Prior research had suggested that the VRAC structure can include other members of the LRRC8 family besides LRRC8A, namely LRRC8B, LRRC8C, LRRC8D and/or LRRC8E. Qiu and Stuart Cahalan, another postdoctoral fellow, therefore created a set of cell lines in which genes for one or more of the LRRC8 proteins were deleted. With this and other methods, the team established that VRAC is in fact a diverse family of ion channels, each of which has approximately six protein subunits. At least one subunit of any VRAC structure is LRRC8A, but the other subunits appear to be a variable mix of LRRC8B-E proteins. That variability of composition leads to different charge-flow properties when channel complexes were measured in the minimalistic bilayer system.

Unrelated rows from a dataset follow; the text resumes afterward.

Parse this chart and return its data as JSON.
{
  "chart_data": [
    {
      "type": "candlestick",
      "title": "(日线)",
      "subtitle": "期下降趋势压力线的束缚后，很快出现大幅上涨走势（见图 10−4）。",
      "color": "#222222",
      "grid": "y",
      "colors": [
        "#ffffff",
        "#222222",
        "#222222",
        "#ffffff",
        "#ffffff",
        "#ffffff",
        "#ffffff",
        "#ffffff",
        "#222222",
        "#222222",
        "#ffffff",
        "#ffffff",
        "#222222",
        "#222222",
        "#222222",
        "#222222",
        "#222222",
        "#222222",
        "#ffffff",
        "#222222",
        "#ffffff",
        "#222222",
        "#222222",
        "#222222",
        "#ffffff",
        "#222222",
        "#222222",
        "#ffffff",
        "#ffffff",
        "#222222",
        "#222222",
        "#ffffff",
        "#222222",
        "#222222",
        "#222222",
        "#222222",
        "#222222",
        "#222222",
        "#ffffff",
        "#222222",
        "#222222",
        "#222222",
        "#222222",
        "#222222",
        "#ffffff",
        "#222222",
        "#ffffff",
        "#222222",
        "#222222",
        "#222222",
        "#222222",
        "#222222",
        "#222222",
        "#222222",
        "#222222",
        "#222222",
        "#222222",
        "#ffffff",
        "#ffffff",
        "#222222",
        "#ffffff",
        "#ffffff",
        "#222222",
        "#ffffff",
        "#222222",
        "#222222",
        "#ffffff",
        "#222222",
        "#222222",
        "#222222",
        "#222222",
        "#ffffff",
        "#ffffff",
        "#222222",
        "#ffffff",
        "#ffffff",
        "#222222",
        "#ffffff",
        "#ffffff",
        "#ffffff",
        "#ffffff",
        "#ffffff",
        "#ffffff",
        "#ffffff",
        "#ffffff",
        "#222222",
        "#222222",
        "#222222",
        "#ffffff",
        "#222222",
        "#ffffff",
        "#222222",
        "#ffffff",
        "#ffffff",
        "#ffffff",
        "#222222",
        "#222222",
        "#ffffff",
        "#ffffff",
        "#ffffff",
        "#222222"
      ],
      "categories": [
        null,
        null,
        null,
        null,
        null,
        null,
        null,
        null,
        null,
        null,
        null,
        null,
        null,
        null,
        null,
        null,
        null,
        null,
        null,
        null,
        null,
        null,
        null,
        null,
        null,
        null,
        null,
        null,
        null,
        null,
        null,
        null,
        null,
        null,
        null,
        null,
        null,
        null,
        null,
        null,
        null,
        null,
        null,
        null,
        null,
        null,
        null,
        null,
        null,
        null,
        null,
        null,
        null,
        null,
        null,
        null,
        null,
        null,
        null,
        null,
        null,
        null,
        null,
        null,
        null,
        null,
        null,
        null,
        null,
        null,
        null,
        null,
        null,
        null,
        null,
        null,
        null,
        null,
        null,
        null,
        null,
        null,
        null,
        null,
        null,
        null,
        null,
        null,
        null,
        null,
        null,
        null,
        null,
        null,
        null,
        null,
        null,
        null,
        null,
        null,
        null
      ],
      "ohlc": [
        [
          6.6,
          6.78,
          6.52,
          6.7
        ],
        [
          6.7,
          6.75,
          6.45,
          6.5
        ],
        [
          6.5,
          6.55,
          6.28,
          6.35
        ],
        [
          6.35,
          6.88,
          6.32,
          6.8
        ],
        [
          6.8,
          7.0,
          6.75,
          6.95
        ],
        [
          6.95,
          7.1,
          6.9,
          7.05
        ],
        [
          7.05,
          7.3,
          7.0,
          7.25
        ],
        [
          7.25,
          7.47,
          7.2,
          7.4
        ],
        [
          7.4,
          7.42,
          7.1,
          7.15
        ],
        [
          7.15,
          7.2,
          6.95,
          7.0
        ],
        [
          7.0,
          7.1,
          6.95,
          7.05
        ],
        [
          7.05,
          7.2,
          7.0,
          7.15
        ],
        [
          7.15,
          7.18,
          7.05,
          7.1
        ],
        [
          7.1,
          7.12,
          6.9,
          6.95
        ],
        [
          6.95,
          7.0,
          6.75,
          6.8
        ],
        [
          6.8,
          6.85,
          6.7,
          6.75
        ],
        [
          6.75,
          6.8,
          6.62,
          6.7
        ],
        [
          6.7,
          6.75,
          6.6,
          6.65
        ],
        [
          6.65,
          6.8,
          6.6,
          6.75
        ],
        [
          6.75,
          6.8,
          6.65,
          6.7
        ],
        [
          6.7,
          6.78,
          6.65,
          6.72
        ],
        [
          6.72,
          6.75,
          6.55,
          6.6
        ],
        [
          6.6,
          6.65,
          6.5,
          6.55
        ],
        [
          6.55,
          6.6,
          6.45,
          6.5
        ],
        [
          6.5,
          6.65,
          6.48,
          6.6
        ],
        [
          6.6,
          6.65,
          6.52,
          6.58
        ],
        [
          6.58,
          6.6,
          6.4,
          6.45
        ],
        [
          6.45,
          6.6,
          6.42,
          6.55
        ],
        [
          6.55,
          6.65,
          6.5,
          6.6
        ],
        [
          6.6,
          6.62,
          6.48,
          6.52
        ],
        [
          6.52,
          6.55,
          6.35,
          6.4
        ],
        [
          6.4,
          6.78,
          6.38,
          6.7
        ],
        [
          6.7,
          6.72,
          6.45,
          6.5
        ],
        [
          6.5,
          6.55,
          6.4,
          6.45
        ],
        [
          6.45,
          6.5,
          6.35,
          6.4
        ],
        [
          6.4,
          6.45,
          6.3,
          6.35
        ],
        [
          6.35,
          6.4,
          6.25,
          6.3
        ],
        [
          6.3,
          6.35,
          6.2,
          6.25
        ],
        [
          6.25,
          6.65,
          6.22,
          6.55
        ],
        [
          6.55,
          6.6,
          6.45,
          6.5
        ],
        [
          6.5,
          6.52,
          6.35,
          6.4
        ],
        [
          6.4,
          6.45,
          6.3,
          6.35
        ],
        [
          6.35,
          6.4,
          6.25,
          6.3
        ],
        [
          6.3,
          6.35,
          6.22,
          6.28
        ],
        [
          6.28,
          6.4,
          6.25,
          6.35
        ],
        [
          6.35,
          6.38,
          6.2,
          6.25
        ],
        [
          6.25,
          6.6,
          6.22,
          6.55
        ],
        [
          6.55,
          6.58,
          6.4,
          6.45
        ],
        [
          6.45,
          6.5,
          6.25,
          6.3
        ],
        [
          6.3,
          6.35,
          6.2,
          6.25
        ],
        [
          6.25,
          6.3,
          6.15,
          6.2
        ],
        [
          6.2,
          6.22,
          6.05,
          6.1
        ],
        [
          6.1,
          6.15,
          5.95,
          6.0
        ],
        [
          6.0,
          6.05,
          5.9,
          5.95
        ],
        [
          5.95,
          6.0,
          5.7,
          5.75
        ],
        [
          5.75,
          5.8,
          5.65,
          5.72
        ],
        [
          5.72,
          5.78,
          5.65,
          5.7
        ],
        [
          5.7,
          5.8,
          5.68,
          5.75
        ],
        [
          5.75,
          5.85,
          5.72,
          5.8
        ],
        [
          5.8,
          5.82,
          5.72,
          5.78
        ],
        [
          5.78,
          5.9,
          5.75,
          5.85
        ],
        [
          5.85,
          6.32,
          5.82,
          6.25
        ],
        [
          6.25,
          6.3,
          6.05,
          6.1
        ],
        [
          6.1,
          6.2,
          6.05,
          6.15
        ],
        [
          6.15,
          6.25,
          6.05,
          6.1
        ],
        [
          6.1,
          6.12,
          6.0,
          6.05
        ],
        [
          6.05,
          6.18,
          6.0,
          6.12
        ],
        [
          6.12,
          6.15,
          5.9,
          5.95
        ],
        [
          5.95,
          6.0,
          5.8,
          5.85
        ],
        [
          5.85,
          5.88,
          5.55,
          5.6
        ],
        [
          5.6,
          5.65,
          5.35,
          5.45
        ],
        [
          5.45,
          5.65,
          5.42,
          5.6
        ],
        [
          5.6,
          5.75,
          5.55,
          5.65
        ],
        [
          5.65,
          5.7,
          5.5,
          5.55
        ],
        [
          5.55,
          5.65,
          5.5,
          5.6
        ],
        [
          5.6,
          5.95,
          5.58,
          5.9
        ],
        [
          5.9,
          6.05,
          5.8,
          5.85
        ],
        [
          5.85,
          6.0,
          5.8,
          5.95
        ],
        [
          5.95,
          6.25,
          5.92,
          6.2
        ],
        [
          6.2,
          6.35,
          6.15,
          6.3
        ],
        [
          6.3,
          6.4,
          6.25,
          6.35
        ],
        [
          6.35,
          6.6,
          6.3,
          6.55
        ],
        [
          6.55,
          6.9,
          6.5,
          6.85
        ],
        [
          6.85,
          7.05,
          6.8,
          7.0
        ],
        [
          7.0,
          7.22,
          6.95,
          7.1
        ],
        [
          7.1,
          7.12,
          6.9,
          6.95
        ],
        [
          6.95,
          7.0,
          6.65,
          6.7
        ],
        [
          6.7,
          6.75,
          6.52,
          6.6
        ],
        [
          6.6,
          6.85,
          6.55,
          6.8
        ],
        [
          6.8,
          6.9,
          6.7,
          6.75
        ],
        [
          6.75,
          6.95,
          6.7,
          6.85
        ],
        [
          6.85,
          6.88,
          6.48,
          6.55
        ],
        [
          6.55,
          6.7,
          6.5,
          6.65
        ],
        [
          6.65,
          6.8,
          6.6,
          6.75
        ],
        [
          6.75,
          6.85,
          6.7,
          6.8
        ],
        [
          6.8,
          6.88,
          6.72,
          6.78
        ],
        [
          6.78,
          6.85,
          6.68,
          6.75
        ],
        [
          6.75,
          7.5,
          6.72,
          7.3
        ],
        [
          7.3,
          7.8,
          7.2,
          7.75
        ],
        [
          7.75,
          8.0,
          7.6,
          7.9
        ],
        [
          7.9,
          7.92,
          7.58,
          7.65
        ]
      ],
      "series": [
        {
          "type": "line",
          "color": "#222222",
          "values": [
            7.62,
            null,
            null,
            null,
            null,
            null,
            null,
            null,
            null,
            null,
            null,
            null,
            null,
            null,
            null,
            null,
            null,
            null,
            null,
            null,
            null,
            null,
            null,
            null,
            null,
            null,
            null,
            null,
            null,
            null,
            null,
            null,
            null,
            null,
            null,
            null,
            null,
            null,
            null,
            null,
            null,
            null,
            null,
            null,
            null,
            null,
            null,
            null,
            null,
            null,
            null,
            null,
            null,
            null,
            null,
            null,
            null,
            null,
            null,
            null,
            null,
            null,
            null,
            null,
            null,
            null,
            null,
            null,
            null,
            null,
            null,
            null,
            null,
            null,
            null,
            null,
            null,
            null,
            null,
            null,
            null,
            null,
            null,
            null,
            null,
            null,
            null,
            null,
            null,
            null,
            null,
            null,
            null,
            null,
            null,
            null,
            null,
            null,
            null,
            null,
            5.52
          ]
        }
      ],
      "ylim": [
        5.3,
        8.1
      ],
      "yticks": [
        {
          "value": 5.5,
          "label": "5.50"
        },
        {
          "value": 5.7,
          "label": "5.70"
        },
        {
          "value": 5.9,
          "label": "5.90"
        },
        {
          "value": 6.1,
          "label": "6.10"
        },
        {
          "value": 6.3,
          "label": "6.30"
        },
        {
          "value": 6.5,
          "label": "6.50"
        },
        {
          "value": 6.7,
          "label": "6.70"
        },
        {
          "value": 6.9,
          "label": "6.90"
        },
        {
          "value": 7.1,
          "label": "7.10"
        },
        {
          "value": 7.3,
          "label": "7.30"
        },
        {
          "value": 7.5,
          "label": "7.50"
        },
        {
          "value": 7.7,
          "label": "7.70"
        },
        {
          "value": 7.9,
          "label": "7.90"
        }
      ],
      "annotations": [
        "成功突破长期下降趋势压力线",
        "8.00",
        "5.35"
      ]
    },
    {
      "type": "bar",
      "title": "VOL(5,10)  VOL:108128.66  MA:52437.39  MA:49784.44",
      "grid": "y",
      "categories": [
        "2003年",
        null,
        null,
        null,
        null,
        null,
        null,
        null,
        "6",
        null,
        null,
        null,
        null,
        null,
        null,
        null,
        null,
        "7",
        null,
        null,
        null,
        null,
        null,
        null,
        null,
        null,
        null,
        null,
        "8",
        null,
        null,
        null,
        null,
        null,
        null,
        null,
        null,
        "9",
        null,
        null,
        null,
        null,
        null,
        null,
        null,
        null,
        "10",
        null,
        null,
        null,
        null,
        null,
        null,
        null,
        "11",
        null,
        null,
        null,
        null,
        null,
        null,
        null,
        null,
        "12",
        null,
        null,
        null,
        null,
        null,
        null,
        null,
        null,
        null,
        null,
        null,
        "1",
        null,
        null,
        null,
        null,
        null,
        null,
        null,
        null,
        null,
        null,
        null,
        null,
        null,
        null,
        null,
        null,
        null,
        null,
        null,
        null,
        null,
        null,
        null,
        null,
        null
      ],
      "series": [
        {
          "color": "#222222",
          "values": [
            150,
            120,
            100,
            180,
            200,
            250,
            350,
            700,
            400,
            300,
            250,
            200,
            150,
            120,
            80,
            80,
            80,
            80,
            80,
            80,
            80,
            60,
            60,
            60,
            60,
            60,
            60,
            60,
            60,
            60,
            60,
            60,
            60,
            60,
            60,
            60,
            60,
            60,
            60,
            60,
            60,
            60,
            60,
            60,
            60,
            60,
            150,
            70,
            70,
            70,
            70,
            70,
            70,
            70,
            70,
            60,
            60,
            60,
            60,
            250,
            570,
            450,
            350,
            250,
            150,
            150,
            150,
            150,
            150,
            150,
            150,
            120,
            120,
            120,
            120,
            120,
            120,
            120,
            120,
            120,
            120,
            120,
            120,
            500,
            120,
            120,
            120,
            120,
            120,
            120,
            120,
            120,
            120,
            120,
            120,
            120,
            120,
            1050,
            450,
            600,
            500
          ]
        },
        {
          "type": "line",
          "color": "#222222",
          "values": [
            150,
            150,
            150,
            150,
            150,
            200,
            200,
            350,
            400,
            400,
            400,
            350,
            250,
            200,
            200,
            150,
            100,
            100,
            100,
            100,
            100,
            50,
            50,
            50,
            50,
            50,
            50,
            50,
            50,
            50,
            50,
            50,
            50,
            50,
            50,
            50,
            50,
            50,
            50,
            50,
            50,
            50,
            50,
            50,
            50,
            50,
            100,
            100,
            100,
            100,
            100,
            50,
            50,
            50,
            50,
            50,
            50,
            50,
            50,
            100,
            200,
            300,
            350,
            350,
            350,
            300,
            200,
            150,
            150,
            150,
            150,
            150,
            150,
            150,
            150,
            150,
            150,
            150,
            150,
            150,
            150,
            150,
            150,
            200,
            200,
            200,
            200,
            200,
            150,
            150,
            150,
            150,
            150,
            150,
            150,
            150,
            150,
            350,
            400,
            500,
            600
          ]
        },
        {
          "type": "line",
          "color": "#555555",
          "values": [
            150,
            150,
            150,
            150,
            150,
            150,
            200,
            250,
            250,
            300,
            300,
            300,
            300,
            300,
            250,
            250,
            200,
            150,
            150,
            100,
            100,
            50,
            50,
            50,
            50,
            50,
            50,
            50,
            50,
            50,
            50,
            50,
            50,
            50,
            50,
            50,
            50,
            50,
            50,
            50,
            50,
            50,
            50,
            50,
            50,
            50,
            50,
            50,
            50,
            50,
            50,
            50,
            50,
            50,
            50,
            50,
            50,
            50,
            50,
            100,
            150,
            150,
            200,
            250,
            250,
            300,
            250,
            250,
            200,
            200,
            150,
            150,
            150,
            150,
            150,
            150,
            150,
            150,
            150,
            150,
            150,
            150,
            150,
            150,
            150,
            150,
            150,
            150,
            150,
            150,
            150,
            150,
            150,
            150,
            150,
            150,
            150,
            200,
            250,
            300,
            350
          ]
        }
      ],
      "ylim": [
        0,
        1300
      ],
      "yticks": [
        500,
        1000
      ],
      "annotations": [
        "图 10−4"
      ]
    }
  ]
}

Swetha Murthy, a postdoctoral fellow, and Adrienne Dubin, an assistant professor of neuroscience (and co-corresponding author), determined that charge-flow properties of single VRAC channels on intact swollen cells were also dictated by the subunit combination.
"We speculate that different cell types need different forms of VRAC to cope with their different environments—that's an idea we're keen to test," said Qiu.
"This finding also suggests that subtle variations in VRAC's composition can have profound effects on how it works in cells and potentially contributes to disease," said Patapoutian.
How to Sense a Swelling Cell
Perhaps the biggest unanswered question about VRAC has been: how does it sense the swelling of a cell?
"People have scratched their heads over this for decades, because it's hard to imagine how a cell could directly measure an increase in its volume," Patapoutian said.
One possibility has been that VRAC senses a volume increase indirectly, by detecting the stretching of the cell membrane, as some sensory ion channels do. However, examining VRAC complexes in the simplified environment of lipid bilayers, the team found that they were not activated by membrane stretching. They were, however, readily activated when the usual concentration of dissolved ions was reduced.
That made sense. "Local decrease in the ionic strength is an inevitable result when the water rushes in and the cell swells," Syeda said.
Further studies of VRAC will be aimed at determining its precise physical structure, how variations in that structure alter its ion-conducting properties, how VRAC varies in different cell types, and how VRAC variants or mutants contribute to disease. VRAC is thought to worsen stroke-related brain damage and heart-attack damage, for example, by allowing abnormal, harmful flows of signaling molecules in the low-oxygen condition following arterial blockage. VRAC may also be linked to immune system development: a 2003 study found that a mutation of LRRC8A, now known to be VRAC's chief subunit, prevents antibody-producing B cells from developing normally. A more recent study implicated VRAC in the clinical response to the cancer drugs cisplatin and carboplatin—the drug molecules use VRACs as portals into tumor cells.